In principle, the comparison and classification issues can be effectively addressed by using advanced deep learning methods. The Dense Fully Connected Neural Network (DFCNN) is one such deep learning algorithm which is very suitable for comparison and classification for protein ligand complexes (Ragoza et al., 2017). In our previous work, we used DFCNN to perform the classification of ligand-binding residues and non-ligand binding residues accurately (Zhang et al., 2019a, 2019b). In the present work, we rescore and rank ligand binding pockets accurately by deep learning of interface contact information in the form of vectors. Our model also resolves the discrepancy between training and real applications by treating the near-native pocket as training positive. Additionally, ligand information is also added to enhance model accuracy and generalization. Through this article, we strongly believe that the way we used molecular vector representation of proteins and the ligand information in the model would help to perform enhanced prediction to rank ligand-binding pockets than other existing traditional methods.

Materials and Methods

Data sets and decoys generation

The PDBbind v2017 forms the source of our present study and it contains aver 16,151 Protein–ligand complexes (Wang et al., 2005). Around 270 complexes that contain rarely occurring atom types (such as) that could not be processed by RDKit was removed (Wildman & Crippen, 1999) and after cleaning the data, we have 14,491 protein–ligand complexes for further processing. The fpocket tool was used to generate the pockets for the given protein with the default parameters (Le Guilloux, Schmidtke & Tuffery, 2009). The pockets and their corresponding ligands were used to generate the input for our model. The data preparation process is similar to our previous work (Zhang et al., 2019a). The ligands were converted into SMILES format by open babel (O’Boyle et al., 2011) and then converted into a 300-dimensional vector by mol2vec tool (Jaeger, Fulle & Turk, 2018). The basic idea of mol2vec is to consider the SMILES string as molecular sentence which are composed of words (substructure), and like the natural language processing method word2vec, an unsupervised machine learning method was used to construct the mol2vec by learning vector of each word based on a large amount of available chemical compounds dataset (corpus) (Krallinger et al., 2015).
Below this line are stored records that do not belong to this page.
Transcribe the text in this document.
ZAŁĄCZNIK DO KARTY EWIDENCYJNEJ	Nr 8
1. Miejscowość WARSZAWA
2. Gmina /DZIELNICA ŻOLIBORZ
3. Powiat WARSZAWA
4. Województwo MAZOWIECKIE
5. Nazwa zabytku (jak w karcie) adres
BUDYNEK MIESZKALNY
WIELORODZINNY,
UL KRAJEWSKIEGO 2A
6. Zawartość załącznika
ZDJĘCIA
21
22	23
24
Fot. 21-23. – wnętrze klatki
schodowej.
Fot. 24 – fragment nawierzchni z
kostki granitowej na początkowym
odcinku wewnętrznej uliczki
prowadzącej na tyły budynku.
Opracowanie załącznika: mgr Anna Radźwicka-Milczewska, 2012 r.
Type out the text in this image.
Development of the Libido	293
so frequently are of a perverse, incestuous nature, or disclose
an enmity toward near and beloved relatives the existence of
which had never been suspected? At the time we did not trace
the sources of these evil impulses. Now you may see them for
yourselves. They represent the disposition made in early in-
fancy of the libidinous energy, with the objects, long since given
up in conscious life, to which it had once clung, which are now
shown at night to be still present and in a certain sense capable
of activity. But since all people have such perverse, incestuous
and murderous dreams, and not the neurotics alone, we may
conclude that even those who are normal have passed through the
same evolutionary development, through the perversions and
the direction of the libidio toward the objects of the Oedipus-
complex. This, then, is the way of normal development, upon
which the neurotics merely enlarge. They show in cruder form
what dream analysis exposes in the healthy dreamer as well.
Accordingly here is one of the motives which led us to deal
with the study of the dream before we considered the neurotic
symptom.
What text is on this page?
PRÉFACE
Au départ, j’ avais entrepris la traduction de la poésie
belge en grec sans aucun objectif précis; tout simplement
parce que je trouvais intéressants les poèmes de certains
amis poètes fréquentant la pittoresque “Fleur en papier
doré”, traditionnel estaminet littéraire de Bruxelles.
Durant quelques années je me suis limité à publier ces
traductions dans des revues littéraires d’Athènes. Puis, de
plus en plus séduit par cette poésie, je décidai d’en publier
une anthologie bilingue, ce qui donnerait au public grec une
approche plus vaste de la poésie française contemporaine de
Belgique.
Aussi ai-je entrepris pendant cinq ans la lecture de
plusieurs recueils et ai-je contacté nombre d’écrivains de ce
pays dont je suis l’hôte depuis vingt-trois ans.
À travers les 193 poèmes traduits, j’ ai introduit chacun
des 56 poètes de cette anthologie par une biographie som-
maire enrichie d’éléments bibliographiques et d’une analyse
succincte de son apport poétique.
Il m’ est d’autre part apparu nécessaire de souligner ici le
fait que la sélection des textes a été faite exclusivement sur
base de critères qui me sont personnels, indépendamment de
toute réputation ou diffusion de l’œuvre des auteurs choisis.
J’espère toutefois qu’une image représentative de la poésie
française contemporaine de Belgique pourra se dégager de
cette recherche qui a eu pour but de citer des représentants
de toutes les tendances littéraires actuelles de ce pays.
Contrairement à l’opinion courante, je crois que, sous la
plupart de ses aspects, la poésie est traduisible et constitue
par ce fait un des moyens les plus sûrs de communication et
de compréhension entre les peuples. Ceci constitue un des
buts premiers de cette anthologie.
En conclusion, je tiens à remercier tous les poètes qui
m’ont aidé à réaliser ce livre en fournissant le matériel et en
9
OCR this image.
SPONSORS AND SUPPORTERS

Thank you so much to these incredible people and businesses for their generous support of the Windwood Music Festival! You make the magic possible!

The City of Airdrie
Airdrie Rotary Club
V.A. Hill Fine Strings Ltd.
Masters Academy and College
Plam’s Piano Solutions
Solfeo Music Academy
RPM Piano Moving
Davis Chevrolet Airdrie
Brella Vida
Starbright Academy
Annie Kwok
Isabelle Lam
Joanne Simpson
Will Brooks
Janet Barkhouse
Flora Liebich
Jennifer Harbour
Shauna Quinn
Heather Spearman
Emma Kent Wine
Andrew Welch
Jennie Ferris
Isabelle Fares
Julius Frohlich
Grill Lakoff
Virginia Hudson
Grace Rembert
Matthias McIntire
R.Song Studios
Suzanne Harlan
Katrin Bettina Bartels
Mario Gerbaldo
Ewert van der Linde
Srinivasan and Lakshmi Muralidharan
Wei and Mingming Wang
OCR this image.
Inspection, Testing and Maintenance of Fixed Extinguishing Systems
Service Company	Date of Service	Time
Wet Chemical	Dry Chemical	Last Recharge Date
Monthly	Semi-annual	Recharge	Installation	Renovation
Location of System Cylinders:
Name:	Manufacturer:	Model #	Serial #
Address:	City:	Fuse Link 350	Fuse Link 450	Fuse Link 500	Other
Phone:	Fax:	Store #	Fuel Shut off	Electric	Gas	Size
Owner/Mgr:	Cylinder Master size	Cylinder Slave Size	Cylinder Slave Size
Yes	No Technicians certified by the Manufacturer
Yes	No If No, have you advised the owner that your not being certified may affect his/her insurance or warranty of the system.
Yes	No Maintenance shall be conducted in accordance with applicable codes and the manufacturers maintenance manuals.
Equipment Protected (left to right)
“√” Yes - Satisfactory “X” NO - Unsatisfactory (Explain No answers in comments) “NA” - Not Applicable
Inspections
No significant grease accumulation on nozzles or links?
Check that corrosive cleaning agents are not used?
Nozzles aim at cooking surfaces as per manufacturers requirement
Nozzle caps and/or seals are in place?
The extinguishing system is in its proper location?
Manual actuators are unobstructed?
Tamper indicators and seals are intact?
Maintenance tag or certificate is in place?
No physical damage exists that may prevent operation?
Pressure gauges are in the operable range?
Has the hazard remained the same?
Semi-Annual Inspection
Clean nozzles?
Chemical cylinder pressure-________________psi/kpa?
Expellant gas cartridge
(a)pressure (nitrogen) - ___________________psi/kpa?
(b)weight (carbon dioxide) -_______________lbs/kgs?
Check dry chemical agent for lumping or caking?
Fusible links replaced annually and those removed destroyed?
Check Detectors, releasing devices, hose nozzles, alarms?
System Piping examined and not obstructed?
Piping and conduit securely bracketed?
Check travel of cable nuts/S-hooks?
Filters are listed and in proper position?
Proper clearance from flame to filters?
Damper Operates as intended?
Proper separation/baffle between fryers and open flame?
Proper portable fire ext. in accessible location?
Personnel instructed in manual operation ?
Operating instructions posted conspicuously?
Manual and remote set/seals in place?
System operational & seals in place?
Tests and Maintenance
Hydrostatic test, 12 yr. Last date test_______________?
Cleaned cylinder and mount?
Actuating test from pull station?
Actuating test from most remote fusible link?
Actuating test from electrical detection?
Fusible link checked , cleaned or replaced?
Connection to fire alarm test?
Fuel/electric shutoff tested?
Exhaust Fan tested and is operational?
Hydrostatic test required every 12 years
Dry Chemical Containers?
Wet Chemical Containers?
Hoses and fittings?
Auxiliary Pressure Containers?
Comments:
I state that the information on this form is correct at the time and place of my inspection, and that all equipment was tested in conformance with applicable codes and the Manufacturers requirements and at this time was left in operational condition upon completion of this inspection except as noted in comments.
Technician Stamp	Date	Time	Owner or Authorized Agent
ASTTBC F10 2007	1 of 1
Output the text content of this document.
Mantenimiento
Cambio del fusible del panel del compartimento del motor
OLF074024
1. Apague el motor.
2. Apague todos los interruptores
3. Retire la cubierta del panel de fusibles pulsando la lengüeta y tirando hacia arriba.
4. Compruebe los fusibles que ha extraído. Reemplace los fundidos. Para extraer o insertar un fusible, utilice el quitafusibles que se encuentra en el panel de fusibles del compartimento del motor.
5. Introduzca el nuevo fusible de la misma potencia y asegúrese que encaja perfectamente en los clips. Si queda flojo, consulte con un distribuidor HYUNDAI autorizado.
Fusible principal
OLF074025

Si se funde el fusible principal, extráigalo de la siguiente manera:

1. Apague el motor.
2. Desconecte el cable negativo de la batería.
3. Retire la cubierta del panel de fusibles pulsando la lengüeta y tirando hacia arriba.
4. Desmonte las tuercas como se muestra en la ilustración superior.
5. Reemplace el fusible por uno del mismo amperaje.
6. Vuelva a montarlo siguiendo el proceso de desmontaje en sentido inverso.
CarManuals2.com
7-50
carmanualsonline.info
The residues in the pocket are converted into a 300-dimensional vector by mol2vec tool and summed up into a 300-dimensional vector to represent the pocket. The protein–ligand binding is then represented as a 600-dimension vector which concatenates the ligand vector and pocket vector by an in-house python script. The three-dimensional structures shown in the article are plotted by using Visual Molecular Dynamics (VMD) and Chimera (Humphrey, Dalke & Schulten, 1996; Pettersen et al., 2004).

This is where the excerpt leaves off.